I wouldn't say that it's either/or with respect to the person, so much as two types of activities/skills that interfere with each other.

Coming up with innovative solutions to complex technical problems requires you to be in the weeds, and think non-linearly (e.g. using intuition); while communication requires abstraction to (preferably) only the most important elements, and linear composition of the ideas into speech or text.


Yes, you just "know" when you've entered an unhealthy employee/employer relationship. It bleeds over into your personal life, and makes it difficult to focus on the actual work.

Exit these relationships.


I'm really surprised that so many employers use the middle man to find contractors. How do you tap into that market and skip the middle man? Seems like a win-win to me. (Except for the recruiter who's left out in the cold)


It's a critical question you're asking and one I'm actively exploring. It's a huge, huge pay difference if you eliminate these middle men. I think networking plays a massive role in it. I'm not a famous speech giver at conferences nor do I have an online presence past a simple tech blog I don't have time to update. However, it seems people sometimes want to work with me again and pay me for it. I'm learning now the value of this, because there aren't enough yet of these connections. I also lost contact with many people over many years as an FTE.

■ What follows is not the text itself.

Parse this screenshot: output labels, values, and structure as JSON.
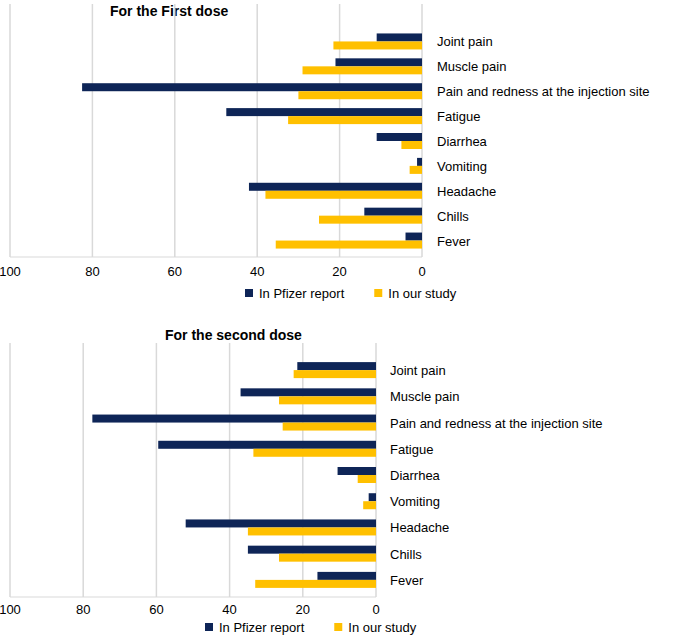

Conspiracy theory: Follow the money and you will usually find that the staffing firm or consultancy has a "good old boys" relationship with the employer. I've seen it personally, but I don't buy in to the idea that it's pervasive or even occuring more than 20% of the time.

Of course, in the world of sales, those relationships can form quickly. Even if you've never heard of me and my staffing firm, I can present you tickets to a concert or golf tournament, or something similar, and win (buy) favor fairly easily.

Most of these middleman staffing firms are not really differentiated from one another. They find a client and leech on to it.


Things that have gotten better in the last 10 years: ubiquity of high speed internet, tools such as voip, screen share, chat, cloud hosting across regions, lower cost of home office hardware like monitors

Things that have gotten worse: traffic and congestion, real estate prices

The needle is moving in the direction of wfh, I definitely believe that those that embrace it will be ahead of the game.


I said exactly the same thing in 2010, and I've worked away from the office most of the time for 6 years (not necessarily working from home - I visit a lot of locations for work, next week it's Windsor, last week was Nairobi, Moscow's coming up early next month)

Because I have to be able to work from anywhere, it makes working from home easy.

I may see the rest of my team on the 22nd, and we have an away day to a supplier on the 30th.